L’auteur de cet excellent livre a le bon goût de ne pas s’empêtrer dans le petit jeu de la reconstitution historique et la couleur “locale”. L’exil et l’oppression n’ont pas d’âge, et le long de l’incassable chaîne des génies, Ovide appelle Rimbaud, croise Kafka, Pavese, et rencontre Mandelstam. Cet ouvrage est avant tout l’expression d’une expérience intime issue d’une puissante imagination, dans un style qui sait tout à la fois éviter la légèreté de scènes intimistes et la lourdeur des proclamations existentielles ou politiques. Ce livre est fait d’une prose sûre, lancée sur le thème d’une indolence qui tombe en rythme régulier sur des adjectifs qui éclairent le texte d’une lumière dure pleinement maîtrisée. L’on est à mille lieues des élucubrations oiseuses, prétentieuses et “spontanées” de certains ouvrages contemporains.
Au vrai, l’on peut aimer croire que ces Tristia composent une reconstitution fidèle des dernières années d’Ovide : cela reste un souci contingent, le texte impose sa propre épaisseur. Alternant les “tu” de l’expérience intime et les “il” de l’écriture biographique et historique, ce long poème en prose s’enroule autour de cette part indicible, intime et décisive de l’histoire qui reste accrochée aux œuvres que les grands génies ont produites, ainsi qu’aux lieux et aux époques qu’ils ont traversés.
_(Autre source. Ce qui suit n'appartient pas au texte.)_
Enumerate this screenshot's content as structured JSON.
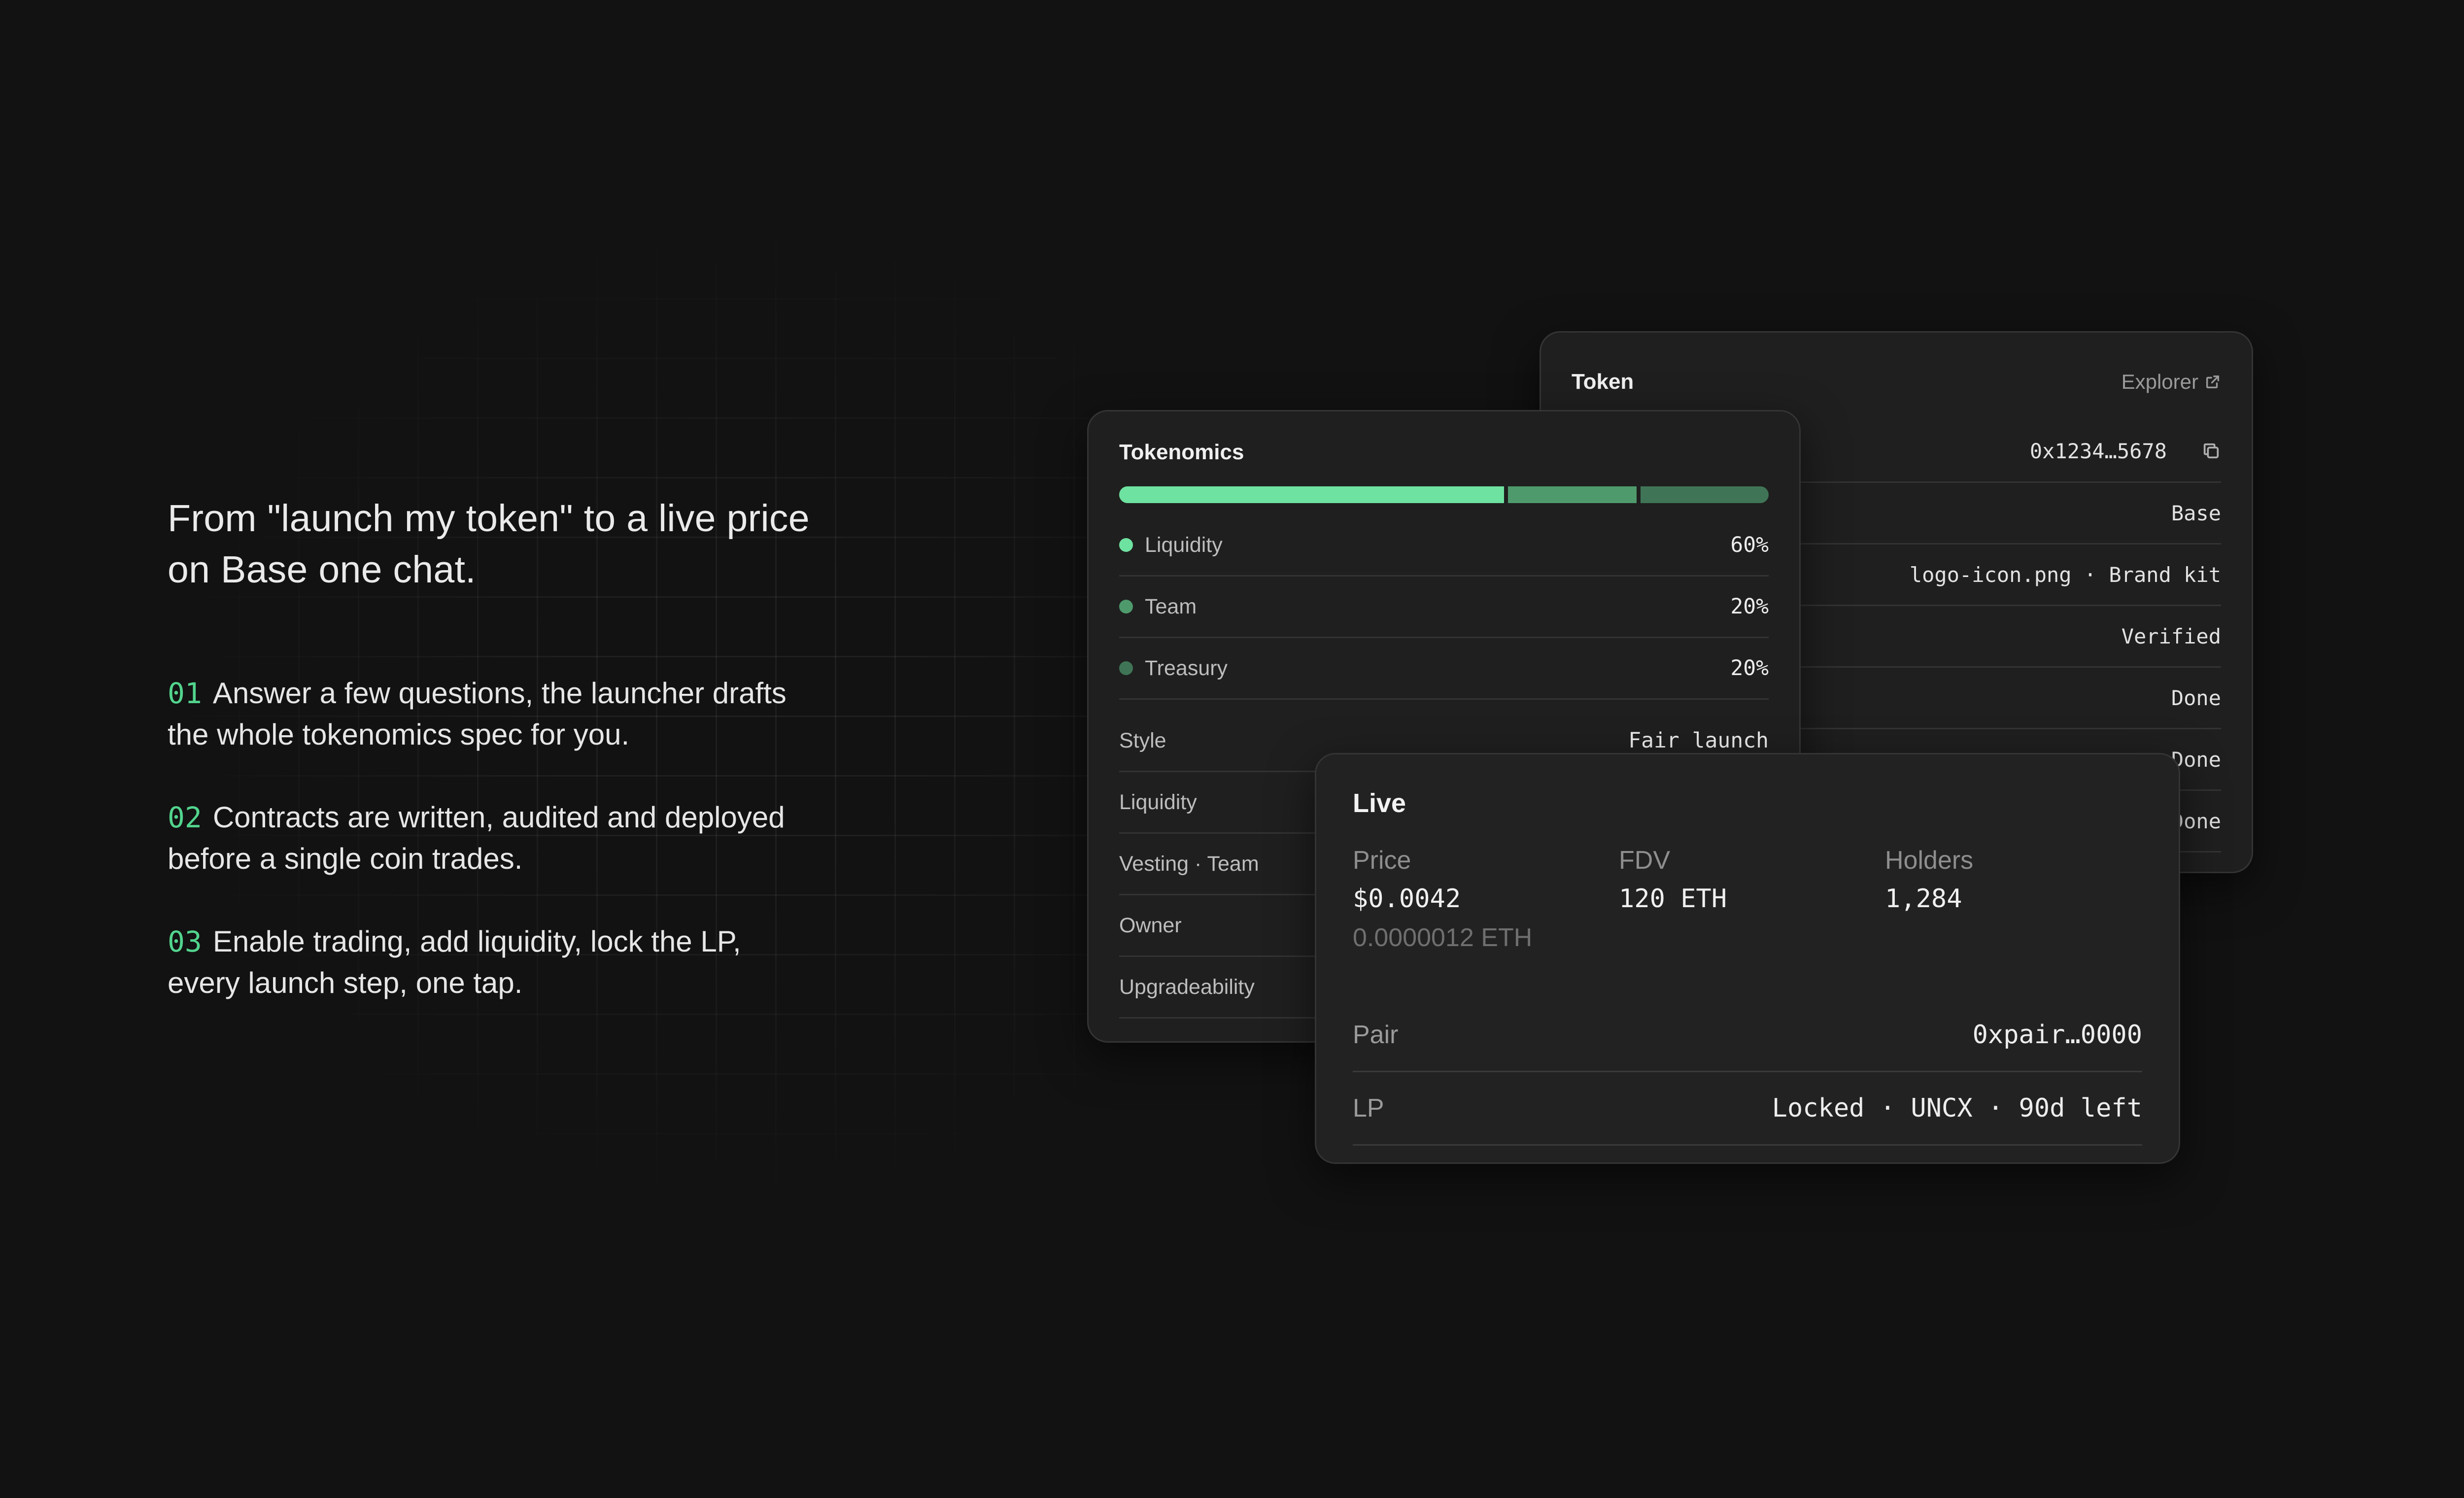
{
  "hero": {
    "headline_line1": "From \"launch my token\" to a live price",
    "headline_line2": "on Base one chat.",
    "steps": [
      {
        "num": "01",
        "line1": "Answer a few questions, the launcher drafts",
        "line2": "the whole tokenomics spec for you."
      },
      {
        "num": "02",
        "line1": "Contracts are written, audited and deployed",
        "line2": "before a single coin trades."
      },
      {
        "num": "03",
        "line1": "Enable trading, add liquidity, lock the LP,",
        "line2": "every launch step, one tap."
      }
    ]
  },
  "token_card": {
    "title": "Token",
    "explorer_label": "Explorer",
    "address": "0x1234…5678",
    "rows": [
      "Base",
      "logo-icon.png · Brand kit",
      "Verified",
      "Done",
      "Done",
      "Done"
    ]
  },
  "tokenomics_card": {
    "title": "Tokenomics",
    "allocations": [
      {
        "label": "Liquidity",
        "value": "60%",
        "fraction": 0.6,
        "color": "#6ee2a0"
      },
      {
        "label": "Team",
        "value": "20%",
        "fraction": 0.2,
        "color": "#4e9a6c"
      },
      {
        "label": "Treasury",
        "value": "20%",
        "fraction": 0.2,
        "color": "#3f7556"
      }
    ],
    "details": [
      {
        "label": "Style",
        "value": "Fair launch"
      },
      {
        "label": "Liquidity",
        "value": ""
      },
      {
        "label": "Vesting · Team",
        "value": ""
      },
      {
        "label": "Owner",
        "value": ""
      },
      {
        "label": "Upgradeability",
        "value": ""
      }
    ]
  },
  "live_card": {
    "title": "Live",
    "price_label": "Price",
    "price_value": "$0.0042",
    "price_sub": "0.0000012 ETH",
    "fdv_label": "FDV",
    "fdv_value": "120 ETH",
    "holders_label": "Holders",
    "holders_value": "1,284",
    "pair_label": "Pair",
    "pair_value": "0xpair…0000",
    "lp_label": "LP",
    "lp_value": "Locked · UNCX · 90d left"
  },
  "colors": {
    "accent": "#52d48d",
    "background": "#121212",
    "card": "#1f1f1f"
  }
}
Qu’importe l’exil sans retour pourvu que le poète y décèle une nouvelle raison de continuer à vivre. À son corps défendant, Nason voit inexorablement s’effacer le goût précieux et parfumé du latin dans la bouche, un gibier fort mariné dans un miel clair et odorant. Mais au fil des ans, le souvenir se déchire comme une tunique de papier mouillé, en lui la langue romaine se délite et ne survit plus qu’à travers de rares perles qu’il extrait de la mémoire et admire comme des objets précieux à l’usage oublié, encore humides d’un plaisir aux vapeurs épuisées. Ovide croit se perdre, s’échapper à lui-même :
Sous la plume de Nason, l’inquiétude se formule différemment, dans la peur que ses mots, son esprit se rouillent. C’est la première étape de l’appauvrissement du langage en terre d’exil. Un signe avant-coureur du grand départ hors de sa mémoire. Si quelqu’un lui demandait ce qu’il entend en lui-même, il répondrait volontiers, le grincement des poulies, comme celles dont le bruit vous emplit les tempes sur le chemin de la mine.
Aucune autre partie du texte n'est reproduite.